Polar Capital Global Healthcare Trust co-manager James Douglas says there are two areas where AI is making the industry more productive. He says: “The overlay of AI/machine learning is likely to make more accurate diagnoses, particularly around ultrasound, and the other area is healthcare which is very regulatory and process-driven, and can technology be used to put more oxygen into the system and make employees more productive? Can we get to a point where revenues can grow and cost bases remain stable if we put more AI/machine learning into the system? We are starting to see it but it is a long journey ahead of us.^^”

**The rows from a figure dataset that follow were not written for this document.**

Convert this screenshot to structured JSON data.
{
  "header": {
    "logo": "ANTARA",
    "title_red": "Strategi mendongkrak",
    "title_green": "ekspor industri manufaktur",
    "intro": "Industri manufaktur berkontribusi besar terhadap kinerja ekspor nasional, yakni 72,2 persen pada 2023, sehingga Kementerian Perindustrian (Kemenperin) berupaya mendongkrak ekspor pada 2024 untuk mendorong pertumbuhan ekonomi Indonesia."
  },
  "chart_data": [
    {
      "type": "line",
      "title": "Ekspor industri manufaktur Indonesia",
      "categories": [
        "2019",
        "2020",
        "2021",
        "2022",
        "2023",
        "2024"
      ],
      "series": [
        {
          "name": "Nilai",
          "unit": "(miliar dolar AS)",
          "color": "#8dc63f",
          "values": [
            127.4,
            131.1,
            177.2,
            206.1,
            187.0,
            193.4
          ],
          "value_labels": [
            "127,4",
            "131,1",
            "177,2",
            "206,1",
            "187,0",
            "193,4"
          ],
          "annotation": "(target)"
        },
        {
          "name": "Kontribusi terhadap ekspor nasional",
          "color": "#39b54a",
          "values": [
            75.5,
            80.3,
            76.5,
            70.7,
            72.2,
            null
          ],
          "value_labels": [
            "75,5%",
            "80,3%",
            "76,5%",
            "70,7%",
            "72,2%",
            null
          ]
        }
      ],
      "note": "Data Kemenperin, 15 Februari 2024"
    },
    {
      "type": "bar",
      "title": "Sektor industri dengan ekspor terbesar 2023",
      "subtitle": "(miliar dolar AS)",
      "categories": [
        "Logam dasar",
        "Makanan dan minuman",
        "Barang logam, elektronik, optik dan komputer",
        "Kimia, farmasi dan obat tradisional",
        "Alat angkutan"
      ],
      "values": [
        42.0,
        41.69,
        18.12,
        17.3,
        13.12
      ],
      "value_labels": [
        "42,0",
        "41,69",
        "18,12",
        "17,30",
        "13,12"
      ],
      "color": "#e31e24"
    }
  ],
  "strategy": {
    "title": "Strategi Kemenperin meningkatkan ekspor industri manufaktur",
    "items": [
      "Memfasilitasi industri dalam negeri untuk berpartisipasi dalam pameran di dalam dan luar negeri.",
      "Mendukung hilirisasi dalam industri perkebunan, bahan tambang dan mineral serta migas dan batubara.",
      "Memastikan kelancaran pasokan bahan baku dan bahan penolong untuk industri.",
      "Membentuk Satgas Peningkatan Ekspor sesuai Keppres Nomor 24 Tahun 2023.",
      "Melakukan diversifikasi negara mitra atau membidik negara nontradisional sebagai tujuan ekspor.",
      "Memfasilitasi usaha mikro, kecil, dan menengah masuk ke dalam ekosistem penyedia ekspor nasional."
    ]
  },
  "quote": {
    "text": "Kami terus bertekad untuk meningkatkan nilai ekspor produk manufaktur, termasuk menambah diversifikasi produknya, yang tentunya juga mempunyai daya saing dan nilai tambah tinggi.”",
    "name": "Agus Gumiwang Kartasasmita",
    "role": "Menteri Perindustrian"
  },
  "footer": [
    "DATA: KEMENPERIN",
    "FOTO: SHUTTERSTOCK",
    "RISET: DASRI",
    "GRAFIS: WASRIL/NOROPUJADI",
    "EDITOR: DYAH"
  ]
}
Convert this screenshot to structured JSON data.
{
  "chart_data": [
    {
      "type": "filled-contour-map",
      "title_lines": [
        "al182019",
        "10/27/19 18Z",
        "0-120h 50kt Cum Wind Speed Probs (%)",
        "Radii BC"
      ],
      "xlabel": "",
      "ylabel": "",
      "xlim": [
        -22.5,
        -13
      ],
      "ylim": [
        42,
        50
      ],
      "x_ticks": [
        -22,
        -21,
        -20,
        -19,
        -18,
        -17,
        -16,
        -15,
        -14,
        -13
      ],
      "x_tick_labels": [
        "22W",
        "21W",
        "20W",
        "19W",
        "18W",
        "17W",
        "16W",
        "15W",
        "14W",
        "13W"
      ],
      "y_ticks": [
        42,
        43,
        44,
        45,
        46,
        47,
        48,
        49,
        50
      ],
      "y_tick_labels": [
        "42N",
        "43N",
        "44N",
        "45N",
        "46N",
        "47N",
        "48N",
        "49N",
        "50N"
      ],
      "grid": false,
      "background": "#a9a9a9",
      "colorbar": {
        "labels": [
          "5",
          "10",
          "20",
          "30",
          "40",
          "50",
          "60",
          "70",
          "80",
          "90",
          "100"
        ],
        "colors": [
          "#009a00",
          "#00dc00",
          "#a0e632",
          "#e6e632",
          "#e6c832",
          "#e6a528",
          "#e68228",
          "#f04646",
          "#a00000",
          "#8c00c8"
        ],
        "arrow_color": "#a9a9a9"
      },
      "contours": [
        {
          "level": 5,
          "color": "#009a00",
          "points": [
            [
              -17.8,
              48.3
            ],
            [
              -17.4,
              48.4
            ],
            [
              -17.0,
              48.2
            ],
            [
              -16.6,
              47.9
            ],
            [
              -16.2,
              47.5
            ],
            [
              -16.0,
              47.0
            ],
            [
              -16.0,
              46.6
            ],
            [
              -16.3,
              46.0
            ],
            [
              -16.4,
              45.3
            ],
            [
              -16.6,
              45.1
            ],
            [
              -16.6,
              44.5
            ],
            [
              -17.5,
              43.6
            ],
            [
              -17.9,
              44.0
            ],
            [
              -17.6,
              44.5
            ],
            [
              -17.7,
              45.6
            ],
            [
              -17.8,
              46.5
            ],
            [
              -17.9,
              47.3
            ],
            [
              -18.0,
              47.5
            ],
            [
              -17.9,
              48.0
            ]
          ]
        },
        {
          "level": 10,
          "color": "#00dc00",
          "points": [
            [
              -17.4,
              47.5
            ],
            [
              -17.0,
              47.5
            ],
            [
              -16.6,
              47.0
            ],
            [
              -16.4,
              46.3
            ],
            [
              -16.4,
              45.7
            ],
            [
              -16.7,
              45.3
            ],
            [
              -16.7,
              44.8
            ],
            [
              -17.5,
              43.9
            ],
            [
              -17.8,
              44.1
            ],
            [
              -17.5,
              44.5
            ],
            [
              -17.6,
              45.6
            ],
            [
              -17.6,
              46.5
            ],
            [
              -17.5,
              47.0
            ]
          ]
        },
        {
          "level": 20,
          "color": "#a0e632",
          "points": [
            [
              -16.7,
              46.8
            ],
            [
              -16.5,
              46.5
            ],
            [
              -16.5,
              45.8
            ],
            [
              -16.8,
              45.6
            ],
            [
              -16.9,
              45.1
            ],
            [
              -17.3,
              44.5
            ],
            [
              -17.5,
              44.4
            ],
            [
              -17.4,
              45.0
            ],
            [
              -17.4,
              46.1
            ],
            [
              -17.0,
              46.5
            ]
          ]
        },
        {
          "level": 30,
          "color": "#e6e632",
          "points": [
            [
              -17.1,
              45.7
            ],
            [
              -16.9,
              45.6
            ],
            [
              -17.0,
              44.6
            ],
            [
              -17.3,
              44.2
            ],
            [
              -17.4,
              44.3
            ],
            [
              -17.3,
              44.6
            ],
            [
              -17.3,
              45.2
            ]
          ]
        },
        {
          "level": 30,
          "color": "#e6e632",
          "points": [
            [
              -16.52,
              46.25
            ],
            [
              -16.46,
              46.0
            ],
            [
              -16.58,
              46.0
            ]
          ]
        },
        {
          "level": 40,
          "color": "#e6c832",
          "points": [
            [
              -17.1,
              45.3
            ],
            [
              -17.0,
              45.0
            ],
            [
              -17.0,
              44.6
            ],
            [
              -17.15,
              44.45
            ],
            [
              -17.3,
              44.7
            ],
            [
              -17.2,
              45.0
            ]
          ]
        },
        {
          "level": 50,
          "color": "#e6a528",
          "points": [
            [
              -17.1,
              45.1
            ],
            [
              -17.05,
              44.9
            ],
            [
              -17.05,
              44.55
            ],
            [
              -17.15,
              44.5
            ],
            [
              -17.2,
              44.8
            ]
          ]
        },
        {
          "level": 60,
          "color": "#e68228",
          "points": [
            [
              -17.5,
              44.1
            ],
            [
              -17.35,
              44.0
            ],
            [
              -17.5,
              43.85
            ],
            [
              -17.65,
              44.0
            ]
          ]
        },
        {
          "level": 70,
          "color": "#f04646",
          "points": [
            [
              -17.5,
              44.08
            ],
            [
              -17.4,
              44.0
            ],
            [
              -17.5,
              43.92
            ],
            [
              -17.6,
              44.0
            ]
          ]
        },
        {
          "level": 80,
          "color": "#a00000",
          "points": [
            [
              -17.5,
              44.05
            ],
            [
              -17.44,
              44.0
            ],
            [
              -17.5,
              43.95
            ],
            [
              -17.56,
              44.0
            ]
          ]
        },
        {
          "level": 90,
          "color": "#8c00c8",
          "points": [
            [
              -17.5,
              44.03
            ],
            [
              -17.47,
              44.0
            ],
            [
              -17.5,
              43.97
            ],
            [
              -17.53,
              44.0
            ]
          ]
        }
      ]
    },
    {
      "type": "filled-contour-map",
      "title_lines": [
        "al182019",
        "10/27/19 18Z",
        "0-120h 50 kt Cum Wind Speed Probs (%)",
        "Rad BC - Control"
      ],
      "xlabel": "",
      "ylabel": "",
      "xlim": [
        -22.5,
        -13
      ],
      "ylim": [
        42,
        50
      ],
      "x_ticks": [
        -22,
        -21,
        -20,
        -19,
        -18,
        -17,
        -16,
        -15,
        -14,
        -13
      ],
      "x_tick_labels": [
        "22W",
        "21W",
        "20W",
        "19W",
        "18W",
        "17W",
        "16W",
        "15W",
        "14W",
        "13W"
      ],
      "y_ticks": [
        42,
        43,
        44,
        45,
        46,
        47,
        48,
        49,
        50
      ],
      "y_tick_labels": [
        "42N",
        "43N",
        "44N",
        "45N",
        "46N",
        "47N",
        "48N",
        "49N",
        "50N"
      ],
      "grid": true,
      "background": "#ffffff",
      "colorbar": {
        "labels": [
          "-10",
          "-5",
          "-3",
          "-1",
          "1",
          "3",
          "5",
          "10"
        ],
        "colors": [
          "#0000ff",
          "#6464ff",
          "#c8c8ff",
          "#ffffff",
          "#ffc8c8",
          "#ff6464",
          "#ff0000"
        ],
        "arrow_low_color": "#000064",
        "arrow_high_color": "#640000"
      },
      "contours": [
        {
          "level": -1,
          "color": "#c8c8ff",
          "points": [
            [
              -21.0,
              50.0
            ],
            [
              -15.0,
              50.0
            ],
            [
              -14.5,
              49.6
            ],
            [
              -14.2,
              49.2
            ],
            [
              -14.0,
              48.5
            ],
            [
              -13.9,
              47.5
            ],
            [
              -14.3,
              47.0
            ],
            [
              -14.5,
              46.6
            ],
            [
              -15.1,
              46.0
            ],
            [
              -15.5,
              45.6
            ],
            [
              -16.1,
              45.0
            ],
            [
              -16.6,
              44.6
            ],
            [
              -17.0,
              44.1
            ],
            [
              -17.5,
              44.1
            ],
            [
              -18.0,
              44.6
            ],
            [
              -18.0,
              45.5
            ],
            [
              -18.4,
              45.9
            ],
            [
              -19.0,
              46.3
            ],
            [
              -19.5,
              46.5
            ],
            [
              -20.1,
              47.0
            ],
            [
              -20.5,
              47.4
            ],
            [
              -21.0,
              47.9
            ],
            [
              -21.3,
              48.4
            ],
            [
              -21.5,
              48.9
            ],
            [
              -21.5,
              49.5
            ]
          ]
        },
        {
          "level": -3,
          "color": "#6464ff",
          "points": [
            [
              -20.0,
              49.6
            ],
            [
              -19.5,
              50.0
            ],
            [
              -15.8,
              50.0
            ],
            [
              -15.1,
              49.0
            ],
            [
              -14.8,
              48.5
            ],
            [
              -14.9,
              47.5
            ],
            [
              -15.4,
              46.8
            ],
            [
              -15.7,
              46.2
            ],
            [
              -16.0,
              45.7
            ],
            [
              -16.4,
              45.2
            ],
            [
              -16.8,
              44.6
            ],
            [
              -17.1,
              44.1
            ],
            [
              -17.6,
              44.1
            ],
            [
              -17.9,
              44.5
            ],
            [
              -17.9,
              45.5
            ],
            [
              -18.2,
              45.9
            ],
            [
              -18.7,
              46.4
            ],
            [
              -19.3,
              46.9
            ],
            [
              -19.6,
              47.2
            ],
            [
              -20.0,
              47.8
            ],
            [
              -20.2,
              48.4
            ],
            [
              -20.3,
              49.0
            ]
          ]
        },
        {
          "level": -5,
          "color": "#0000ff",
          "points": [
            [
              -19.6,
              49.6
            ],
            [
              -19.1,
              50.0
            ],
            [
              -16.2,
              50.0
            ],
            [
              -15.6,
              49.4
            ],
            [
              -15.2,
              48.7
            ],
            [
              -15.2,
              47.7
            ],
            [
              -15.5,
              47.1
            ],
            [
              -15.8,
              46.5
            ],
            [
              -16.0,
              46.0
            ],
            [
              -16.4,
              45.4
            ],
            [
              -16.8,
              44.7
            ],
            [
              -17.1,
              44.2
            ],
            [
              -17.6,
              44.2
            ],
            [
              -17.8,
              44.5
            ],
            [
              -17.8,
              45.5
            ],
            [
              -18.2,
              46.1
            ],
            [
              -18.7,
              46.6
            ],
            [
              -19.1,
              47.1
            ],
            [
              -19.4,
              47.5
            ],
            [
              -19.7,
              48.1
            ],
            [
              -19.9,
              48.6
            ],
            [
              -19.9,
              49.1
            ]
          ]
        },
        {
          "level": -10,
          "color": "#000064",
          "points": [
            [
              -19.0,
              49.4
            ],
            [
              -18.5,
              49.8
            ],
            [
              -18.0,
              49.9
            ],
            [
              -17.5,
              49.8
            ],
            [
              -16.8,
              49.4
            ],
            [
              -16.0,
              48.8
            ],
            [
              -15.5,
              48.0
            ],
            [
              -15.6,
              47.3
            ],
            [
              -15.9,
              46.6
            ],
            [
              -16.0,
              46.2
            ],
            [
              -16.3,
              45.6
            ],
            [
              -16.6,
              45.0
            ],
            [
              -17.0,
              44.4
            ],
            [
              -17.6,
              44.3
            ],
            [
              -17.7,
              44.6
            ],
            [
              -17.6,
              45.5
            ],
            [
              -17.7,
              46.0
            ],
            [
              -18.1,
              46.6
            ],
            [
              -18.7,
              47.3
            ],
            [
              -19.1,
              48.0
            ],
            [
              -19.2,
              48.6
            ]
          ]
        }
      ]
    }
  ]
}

*Source: International Monetary Fund, 14 January 2024
**Source: MotleyFool, 29 September 2024
***Source: HANetf, 25 April 2024
****Source: fund factsheet, 31 August 2024
^Source: Marlborough, August 2024
^^Source: Polar Capital, 16 September 2024
Past performance is not a reliable guide to future returns. You may not get back the amount originally invested, and tax rules can change over time. Darius’s views are his own and do not constitute financial advice.